Мне сладки все мечты, мне дороги все речи.
И всем богам я посвящаю стих.
Это движение к многообразию мира определило семантику его следующей книги. Она вышла в 1903 г. и объединила произведения 1900–1903 гг. «Urbi et Orbi» (лат.) именуется пасхальное послание Папы Римского, преемника престола святого Петра. К «Граду и миру» обращается со своим благословляющим, творящим словом Поэт. Книга получила программное значение для всей поэзии начала XX в.
В произведении по-новому, символически разрабатывается городская тема, воспринятая поэтами-символистами второй волны – Блоком, Белым, Волошиным. Брюсов вводит мотив всепоглощающей страсти, развивает жанр исторической баллады, даёт образцы медитативной поэзии. При этом пёстрое многообразие мира организуется новым чеканно-монументальным, высоким стилем, властными ораторскими интонациями, выражающими его поэтическое «Я». Вместо туманной неопределенности появляются классические, «пушкинские» ясность и стройность, реализующие созидательную силу поэта
В предисловии к сборнику 1903 г. Брюсов формулирует своеобразную эстетическую философию, модель мира через самобытную жанровую природу своих поэтических книг. Он утверждает, что книга стихов должна быть «замкнутым целым, объединённым единою мыслью». Образная система произведения становится уникальным многоединством, созданным творящей волей художника.
В XX в. Брюсов прошёл через все этапы эволюции созданной им «школы», никогда не теряя своего авторитета. Поэт живо реагировал на вызовы бурной истории нового столетия. После Октябрьской революции активно сотрудничал с новой властью, даже стал членом коммунистической партии; вёл огромную культурную работу. В этой, казалось бы, «переменчивости» мировоззрения поэта-символ иста он всегда оставался собой – человеком-творцом, служителем слова.
Литература
Русская литература XX в. 1890–1910 / Под ред. С.А. Венгерова.
Богомолов Н.А. Русская литература начала XX в. и оккультизм. М., 2000.
Сивоволов Б.М. Брюсов и передовая русская литература его времени. М., 1985.
Шаповалов М.А. Валерий Брюсов. М., 1992.
А. Ханзен-Лёве. Русский символизм. Система поэтических мотивов. Ранний символизм.
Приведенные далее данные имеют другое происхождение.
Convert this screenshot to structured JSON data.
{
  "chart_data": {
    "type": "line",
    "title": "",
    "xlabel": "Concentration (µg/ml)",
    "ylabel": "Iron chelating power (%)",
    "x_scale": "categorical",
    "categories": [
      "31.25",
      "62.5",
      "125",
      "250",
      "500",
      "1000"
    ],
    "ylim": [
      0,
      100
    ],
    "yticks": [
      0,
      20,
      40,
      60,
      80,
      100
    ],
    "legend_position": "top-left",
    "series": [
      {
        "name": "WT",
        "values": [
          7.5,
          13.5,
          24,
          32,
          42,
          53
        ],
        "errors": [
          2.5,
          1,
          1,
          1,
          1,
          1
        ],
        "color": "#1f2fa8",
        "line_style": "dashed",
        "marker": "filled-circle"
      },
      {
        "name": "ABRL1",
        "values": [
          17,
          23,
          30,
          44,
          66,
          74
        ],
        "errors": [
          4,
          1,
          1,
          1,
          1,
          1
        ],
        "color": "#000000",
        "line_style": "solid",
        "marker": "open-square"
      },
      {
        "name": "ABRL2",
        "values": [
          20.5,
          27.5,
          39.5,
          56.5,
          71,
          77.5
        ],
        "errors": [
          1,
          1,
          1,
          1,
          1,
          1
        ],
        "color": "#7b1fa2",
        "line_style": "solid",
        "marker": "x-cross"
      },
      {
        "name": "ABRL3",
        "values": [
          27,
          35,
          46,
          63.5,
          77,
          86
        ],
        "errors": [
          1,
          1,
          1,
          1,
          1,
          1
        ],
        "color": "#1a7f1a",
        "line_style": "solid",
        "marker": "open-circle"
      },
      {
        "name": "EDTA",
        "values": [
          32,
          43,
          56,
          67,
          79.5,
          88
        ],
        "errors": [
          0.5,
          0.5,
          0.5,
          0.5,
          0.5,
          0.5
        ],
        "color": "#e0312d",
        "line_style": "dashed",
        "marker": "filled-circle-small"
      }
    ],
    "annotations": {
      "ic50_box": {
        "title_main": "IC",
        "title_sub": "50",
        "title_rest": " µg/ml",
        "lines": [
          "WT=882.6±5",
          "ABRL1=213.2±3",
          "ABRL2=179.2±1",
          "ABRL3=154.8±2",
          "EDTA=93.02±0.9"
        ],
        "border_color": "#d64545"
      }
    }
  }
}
СПб., 1999.
Мировое значение русской классики XIX века
В XIX в., особенно начиная с эпохи романтизма, русско-зарубежные литературные связи как важнейший аспект диалога культур обрели новый характер, углубились и расширились. Эти связи включают в себя поездки русских писателей в Европу и западных в Россию, переписку писателей, их прямые контакты, восприятие, рецепцию зарубежной литературы в России и русской на Западе, типологические схождения и взаимные влияния писателей друг на друга, художественные переводы, критические отзывы. Русская литература активно включилась в мировой литературный процесс.
Опыт литературного развития Европы в начале XIX столетия позволил Гёте, а также В.Г. Белинскому сформулировать концепцию всемирной литературы. Белинский писал, что помимо «частных историй» отдельных народов и национальных культур, есть ещё «история всемирной литературы, предмет которой – развитие человечества в сфере искусства и литературы». Речь идет не о «летописи фактов», а об установлении их живой внутренней связи. Гёте говорил о «вступлении в эпоху мировой литературы».
Оценивая динамику и своеобразие русско-зарубежных связей в XIX в., правомерно выделить два этапа, учитывая, конечно, условность такого рода хронологии. Первый этап (1800—1860-е гг.) – время, когда в России активно, в разных сферах осваивается литературный опыт Запада. Русские писатели ещё лишь начинают приобретать известность за рубежом. Второй этап (1870–1900 гг.) – время, когда Запад открывает русскую классику, прежде всего И.С. Тургенева, Ф.М. Достоевского, Л.Н. Толстого и А. П. Чехова.